Wenn Sie mich mit dem Gedanken zum IMCG be­gleiten, dass Sie dort das Fitnesscenter vorstellen und andere dann die Arbeit erledigen, wird Ihre Ein­leitung kurz und sachlich ausfallen. Wenn ich Ih­nen jetzt aber erklärte, warum ich schon im Studi­um wusste, dass Marketing mein Leben ist.
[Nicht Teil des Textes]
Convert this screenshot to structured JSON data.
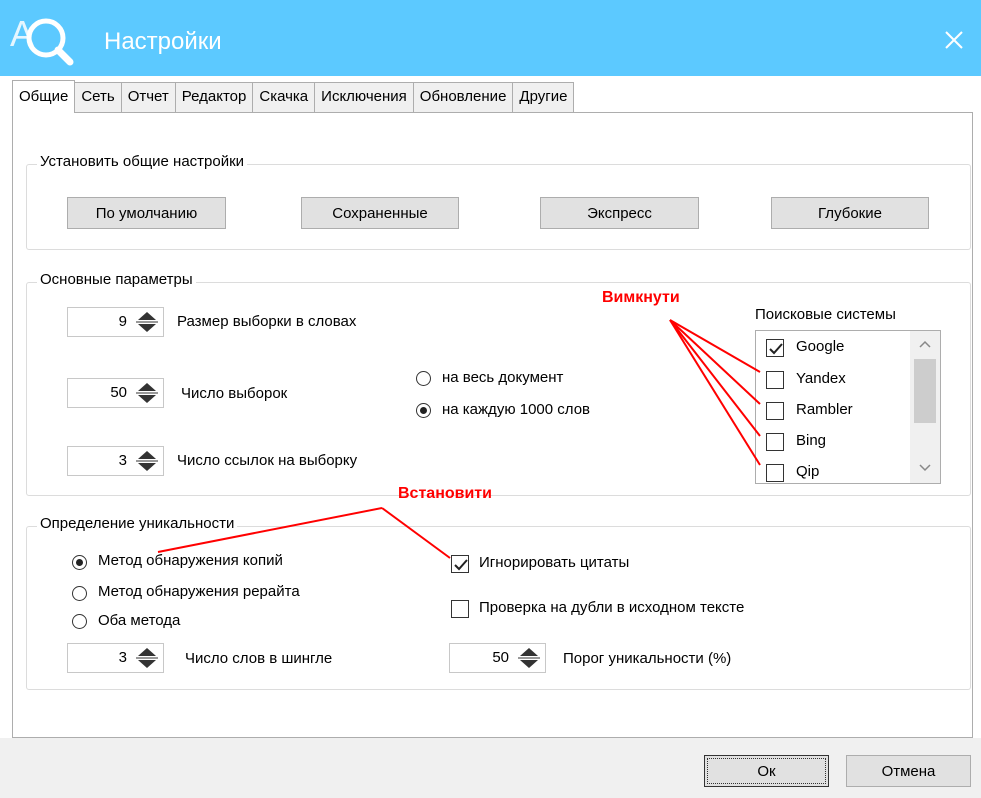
{
  "window": {
    "title": "Настройки",
    "close_icon": "close-icon",
    "app_icon": "magnifier-logo-icon",
    "accent": "#5cc9ff"
  },
  "tabs": [
    {
      "label": "Общие",
      "active": true
    },
    {
      "label": "Сеть",
      "active": false
    },
    {
      "label": "Отчет",
      "active": false
    },
    {
      "label": "Редактор",
      "active": false
    },
    {
      "label": "Скачка",
      "active": false
    },
    {
      "label": "Исключения",
      "active": false
    },
    {
      "label": "Обновление",
      "active": false
    },
    {
      "label": "Другие",
      "active": false
    }
  ],
  "presets": {
    "title": "Установить общие настройки",
    "default_label": "По умолчанию",
    "saved_label": "Сохраненные",
    "express_label": "Экспресс",
    "deep_label": "Глубокие"
  },
  "main_params": {
    "title": "Основные параметры",
    "sample_size": {
      "value": "9",
      "label": "Размер выборки в словах"
    },
    "sample_count": {
      "value": "50",
      "label": "Число выборок"
    },
    "links_per_sample": {
      "value": "3",
      "label": "Число ссылок на выборку"
    },
    "scope_whole_doc": {
      "label": "на весь документ",
      "checked": false
    },
    "scope_per_1000": {
      "label": "на каждую 1000 слов",
      "checked": true
    },
    "search_engines": {
      "title": "Поисковые системы",
      "items": [
        {
          "label": "Google",
          "checked": true
        },
        {
          "label": "Yandex",
          "checked": false
        },
        {
          "label": "Rambler",
          "checked": false
        },
        {
          "label": "Bing",
          "checked": false
        },
        {
          "label": "Qip",
          "checked": false
        }
      ]
    }
  },
  "uniqueness": {
    "title": "Определение уникальности",
    "method_copy": {
      "label": "Метод обнаружения копий",
      "checked": true
    },
    "method_rewrite": {
      "label": "Метод обнаружения рерайта",
      "checked": false
    },
    "method_both": {
      "label": "Оба метода",
      "checked": false
    },
    "ignore_quotes": {
      "label": "Игнорировать цитаты",
      "checked": true
    },
    "check_duplicates": {
      "label": "Проверка на дубли в исходном тексте",
      "checked": false
    },
    "shingle_words": {
      "value": "3",
      "label": "Число слов в шингле"
    },
    "threshold": {
      "value": "50",
      "label": "Порог уникальности (%)"
    }
  },
  "footer": {
    "ok_label": "Ок",
    "cancel_label": "Отмена"
  },
  "annotations": {
    "disable_label": "Вимкнути",
    "enable_label": "Встановити",
    "color": "#ff0000"
  }
}
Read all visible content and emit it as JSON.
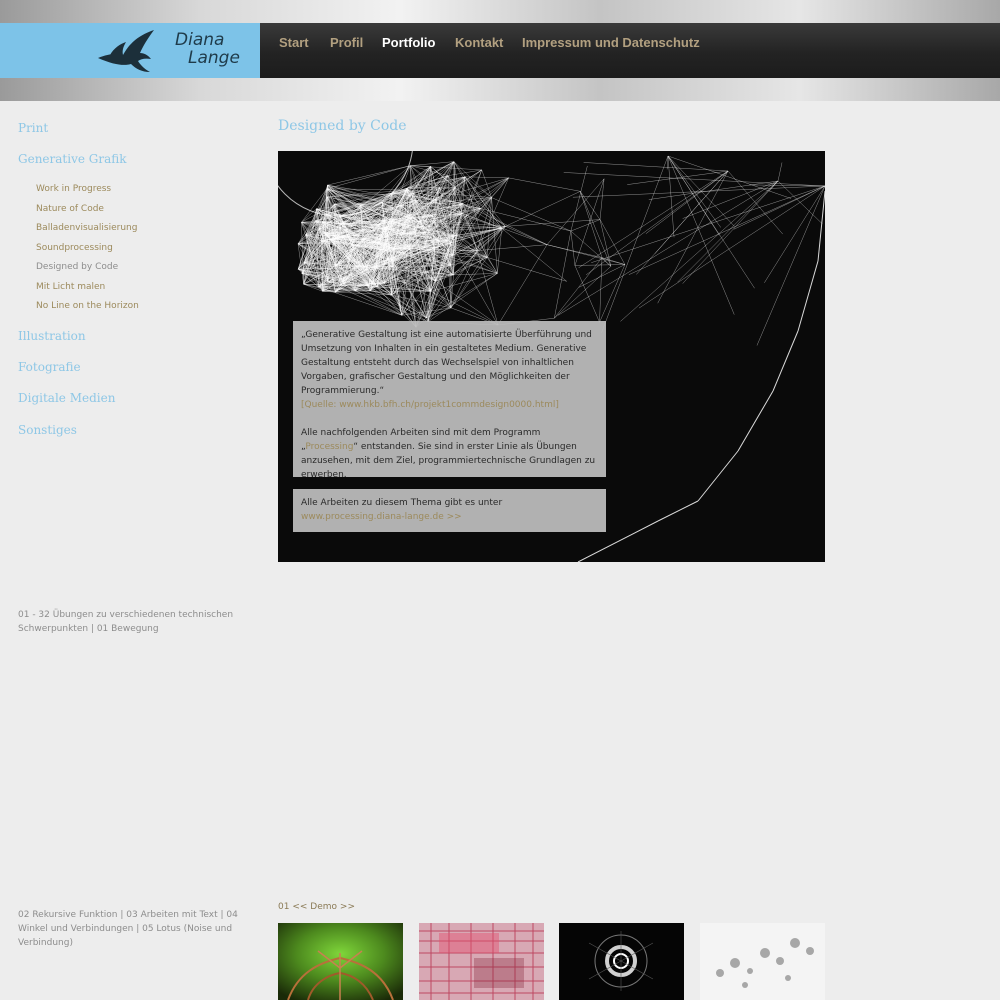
{
  "header": {
    "logo_line1": "Diana",
    "logo_line2": "Lange",
    "brand_color": "#7dc3e8",
    "nav": [
      {
        "label": "Start",
        "active": false
      },
      {
        "label": "Profil",
        "active": false
      },
      {
        "label": "Portfolio",
        "active": true
      },
      {
        "label": "Kontakt",
        "active": false
      },
      {
        "label": "Impressum und Datenschutz",
        "active": false
      }
    ]
  },
  "sidebar": {
    "categories": [
      "Print",
      "Generative Grafik",
      "Illustration",
      "Fotografie",
      "Digitale Medien",
      "Sonstiges"
    ],
    "subitems": [
      "Work in Progress",
      "Nature of Code",
      "Balladenvisualisierung",
      "Soundprocessing",
      "Designed by Code",
      "Mit Licht malen",
      "No Line on the Horizon"
    ],
    "current_subitem": "Designed by Code",
    "note1": "01 - 32 Übungen zu verschiedenen technischen Schwerpunkten | 01 Bewegung",
    "note2": "02 Rekursive Funktion | 03 Arbeiten mit Text | 04 Winkel und Verbindungen | 05 Lotus (Noise und Verbindung)"
  },
  "main": {
    "title": "Designed by Code",
    "quote": "„Generative Gestaltung ist eine automatisierte Überführung und Umsetzung von Inhalten in ein gestaltetes Medium. Generative Gestaltung entsteht durch das Wechselspiel von inhaltlichen Vorgaben, grafischer Gestaltung und den Möglichkeiten der Programmierung.“",
    "source": "[Quelle: www.hkb.bfh.ch/projekt1commdesign0000.html]",
    "intro_before": "Alle nachfolgenden Arbeiten sind mit dem Programm „",
    "intro_link": "Processing",
    "intro_after": "“ entstanden. Sie sind in erster Linie als Übungen anzusehen, mit dem Ziel, programmiertechnische Grundlagen zu erwerben.",
    "all_works_text": "Alle Arbeiten zu diesem Thema gibt es unter",
    "all_works_link": "www.processing.diana-lange.de >>"
  },
  "demo": {
    "number": "01",
    "prev": "<<",
    "label": "Demo",
    "next": ">>"
  },
  "colors": {
    "accent_blue": "#8ec7e6",
    "link_gold": "#9c8a5c",
    "nav_text": "#b2a080"
  }
}
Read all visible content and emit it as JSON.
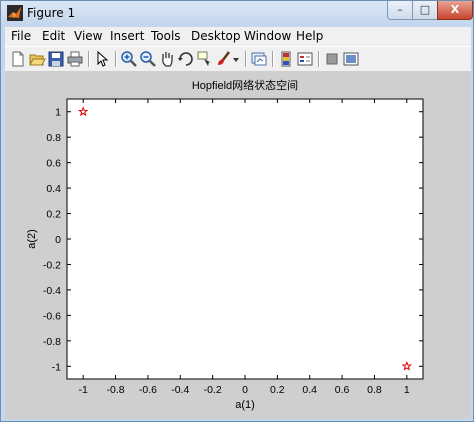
{
  "window": {
    "title": "Figure 1",
    "controls": {
      "minimize": "–",
      "maximize": "□",
      "close": "X"
    }
  },
  "menubar": {
    "items": [
      "File",
      "Edit",
      "View",
      "Insert",
      "Tools",
      "Desktop",
      "Window",
      "Help"
    ]
  },
  "toolbar": {
    "icons": [
      "new-figure-icon",
      "open-file-icon",
      "save-icon",
      "print-icon",
      "edit-plot-arrow-icon",
      "zoom-in-icon",
      "zoom-out-icon",
      "pan-hand-icon",
      "rotate-3d-icon",
      "data-cursor-icon",
      "brush-icon",
      "brush-dropdown-icon",
      "link-plot-icon",
      "insert-colorbar-icon",
      "insert-legend-icon",
      "hide-plot-tools-icon",
      "show-plot-tools-icon"
    ]
  },
  "chart_data": {
    "type": "scatter",
    "title": "Hopfield网络状态空间",
    "xlabel": "a(1)",
    "ylabel": "a(2)",
    "xlim": [
      -1.1,
      1.1
    ],
    "ylim": [
      -1.1,
      1.1
    ],
    "xticks": [
      -1,
      -0.8,
      -0.6,
      -0.4,
      -0.2,
      0,
      0.2,
      0.4,
      0.6,
      0.8,
      1
    ],
    "yticks": [
      1,
      0.8,
      0.6,
      0.4,
      0.2,
      0,
      -0.2,
      -0.4,
      -0.6,
      -0.8,
      -1
    ],
    "grid": false,
    "marker": "pentagram",
    "marker_color": "#e00000",
    "points": [
      {
        "x": -1,
        "y": 1
      },
      {
        "x": 1,
        "y": -1
      }
    ]
  }
}
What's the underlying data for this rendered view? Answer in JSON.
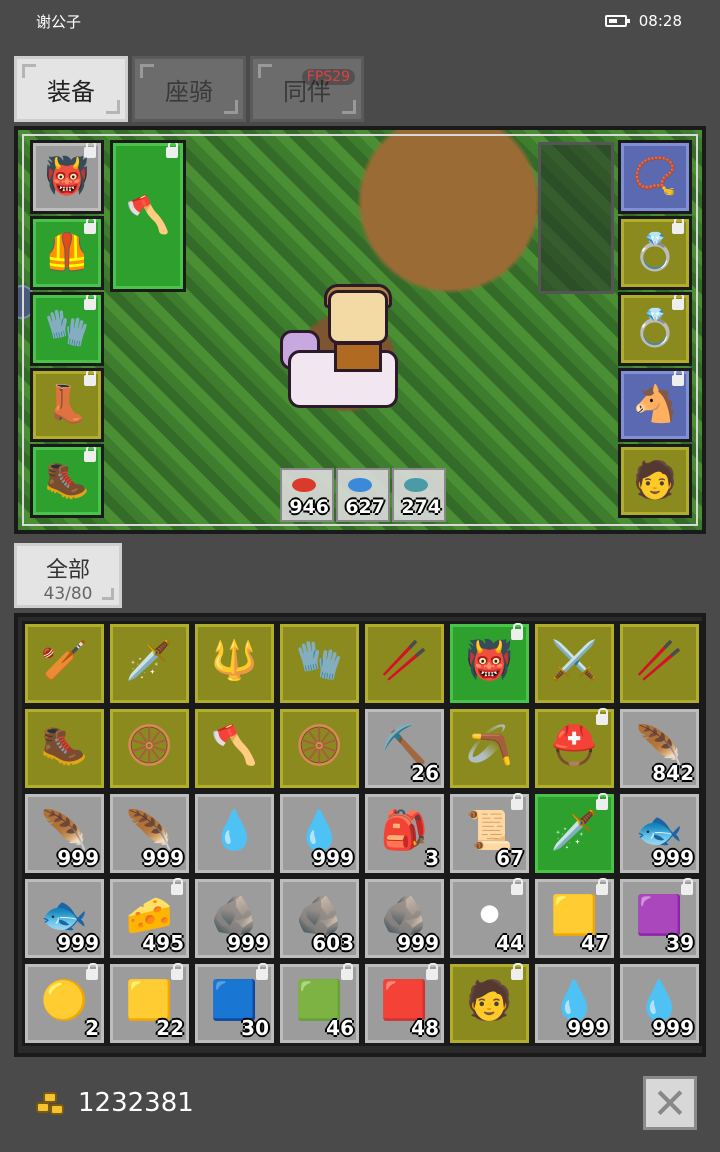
{
  "status_bar": {
    "title": "谢公子",
    "time": "08:28",
    "battery_icon": "battery-icon"
  },
  "tabs": [
    {
      "label": "装备",
      "active": true
    },
    {
      "label": "座骑",
      "active": false
    },
    {
      "label": "同伴",
      "active": false
    }
  ],
  "fps_label": "FPS29",
  "equipment_left": [
    {
      "name": "horned-helmet",
      "icon": "👹",
      "color": "gray",
      "locked": true
    },
    {
      "name": "brown-armor",
      "icon": "🦺",
      "color": "green",
      "locked": true
    },
    {
      "name": "purple-gloves",
      "icon": "🧤",
      "color": "green",
      "locked": true
    },
    {
      "name": "red-boots",
      "icon": "👢",
      "color": "yellow",
      "locked": true
    },
    {
      "name": "dark-boots",
      "icon": "🥾",
      "color": "green",
      "locked": true
    }
  ],
  "weapon_slot": {
    "name": "golden-axe",
    "icon": "🪓",
    "color": "green",
    "locked": true
  },
  "equipment_right": [
    {
      "name": "silver-amulet",
      "icon": "📿",
      "color": "blue",
      "locked": false
    },
    {
      "name": "gold-ring-1",
      "icon": "💍",
      "color": "yellow",
      "locked": true
    },
    {
      "name": "gold-ring-2",
      "icon": "💍",
      "color": "yellow",
      "locked": true
    },
    {
      "name": "horse-mount",
      "icon": "🐴",
      "color": "blue",
      "locked": true
    },
    {
      "name": "companion-portrait",
      "icon": "🧑",
      "color": "yellow",
      "locked": false
    }
  ],
  "scene_resources": [
    {
      "count": "946",
      "color": "#d93a2a"
    },
    {
      "count": "627",
      "color": "#3a8ad9"
    },
    {
      "count": "274",
      "color": "#4a9aa8"
    }
  ],
  "filter": {
    "label": "全部",
    "count": "43/80"
  },
  "inventory": [
    {
      "icon": "🏏",
      "color": "yellow",
      "count": "",
      "locked": false
    },
    {
      "icon": "🗡️",
      "color": "yellow",
      "count": "",
      "locked": false
    },
    {
      "icon": "🔱",
      "color": "yellow",
      "count": "",
      "locked": false
    },
    {
      "icon": "🧤",
      "color": "yellow",
      "count": "",
      "locked": false
    },
    {
      "icon": "🥢",
      "color": "yellow",
      "count": "",
      "locked": false
    },
    {
      "icon": "👹",
      "color": "green",
      "count": "",
      "locked": true
    },
    {
      "icon": "⚔️",
      "color": "yellow",
      "count": "",
      "locked": false
    },
    {
      "icon": "🥢",
      "color": "yellow",
      "count": "",
      "locked": false
    },
    {
      "icon": "🥾",
      "color": "yellow",
      "count": "",
      "locked": false
    },
    {
      "icon": "🛞",
      "color": "yellow",
      "count": "",
      "locked": false
    },
    {
      "icon": "🪓",
      "color": "yellow",
      "count": "",
      "locked": false
    },
    {
      "icon": "🛞",
      "color": "yellow",
      "count": "",
      "locked": false
    },
    {
      "icon": "⛏️",
      "color": "gray",
      "count": "26",
      "locked": false
    },
    {
      "icon": "🪃",
      "color": "yellow",
      "count": "",
      "locked": false
    },
    {
      "icon": "⛑️",
      "color": "yellow",
      "count": "",
      "locked": true
    },
    {
      "icon": "🪶",
      "color": "gray",
      "count": "842",
      "locked": false
    },
    {
      "icon": "🪶",
      "color": "gray",
      "count": "999",
      "locked": false
    },
    {
      "icon": "🪶",
      "color": "gray",
      "count": "999",
      "locked": false
    },
    {
      "icon": "💧",
      "color": "gray",
      "count": "",
      "locked": false
    },
    {
      "icon": "💧",
      "color": "gray",
      "count": "999",
      "locked": false
    },
    {
      "icon": "🎒",
      "color": "gray",
      "count": "3",
      "locked": false
    },
    {
      "icon": "📜",
      "color": "gray",
      "count": "67",
      "locked": true
    },
    {
      "icon": "🗡️",
      "color": "green",
      "count": "",
      "locked": true
    },
    {
      "icon": "🐟",
      "color": "gray",
      "count": "999",
      "locked": false
    },
    {
      "icon": "🐟",
      "color": "gray",
      "count": "999",
      "locked": false
    },
    {
      "icon": "🧀",
      "color": "gray",
      "count": "495",
      "locked": true
    },
    {
      "icon": "🪨",
      "color": "gray",
      "count": "999",
      "locked": false
    },
    {
      "icon": "🪨",
      "color": "gray",
      "count": "603",
      "locked": false
    },
    {
      "icon": "🪨",
      "color": "gray",
      "count": "999",
      "locked": false
    },
    {
      "icon": "⚫",
      "color": "gray",
      "count": "44",
      "locked": true
    },
    {
      "icon": "🟨",
      "color": "gray",
      "count": "47",
      "locked": true
    },
    {
      "icon": "🟪",
      "color": "gray",
      "count": "39",
      "locked": true
    },
    {
      "icon": "🟡",
      "color": "gray",
      "count": "2",
      "locked": true
    },
    {
      "icon": "🟨",
      "color": "gray",
      "count": "22",
      "locked": true
    },
    {
      "icon": "🟦",
      "color": "gray",
      "count": "30",
      "locked": true
    },
    {
      "icon": "🟩",
      "color": "gray",
      "count": "46",
      "locked": true
    },
    {
      "icon": "🟥",
      "color": "gray",
      "count": "48",
      "locked": true
    },
    {
      "icon": "🧑",
      "color": "yellow",
      "count": "",
      "locked": true
    },
    {
      "icon": "💧",
      "color": "gray",
      "count": "999",
      "locked": false
    },
    {
      "icon": "💧",
      "color": "gray",
      "count": "999",
      "locked": false
    }
  ],
  "gold": {
    "amount": "1232381",
    "icon": "gold-nugget-icon"
  },
  "close_button": {
    "icon": "close-icon",
    "glyph": "✕"
  }
}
Wenn ich Ihnen von meiner ersten gescheiterten Prü­fung erzählte.« Beatrice erinnerte sich, dass sie das ganze Wochenende durchgefeiert und einfach auf die Klausur am folgenden Montag vergessen hatte. »Wenn ich Ihnen von der großen Chance berichtete, die diese Stelle als Lehrerin am Management Center für mich bedeutet. Wenn ich Ihnen darlegte, dass ich von einer eigenen Agentur träume, von Selbststän­digkeit und Selbstverwirklichung. Ich denke, dann werden Sie engagierter sein, weil Sie dann mehr von diesem speziellen Gefühl, das Marketing in mir aus­löst, nachempfinden können. Und vielleicht auch deshalb, weil ich dann nicht mehr fremd bin, son­dern jemand, den Sie ein klein wenig kennen. Habe ich recht?«, fragte Beatrice. Er lachte. Staunte er? Er schien jedenfalls etwas perplex.

»Ich glaube, ich verstehe, ich soll von mir erzählen. Ich weiß nicht so recht«, meinte er.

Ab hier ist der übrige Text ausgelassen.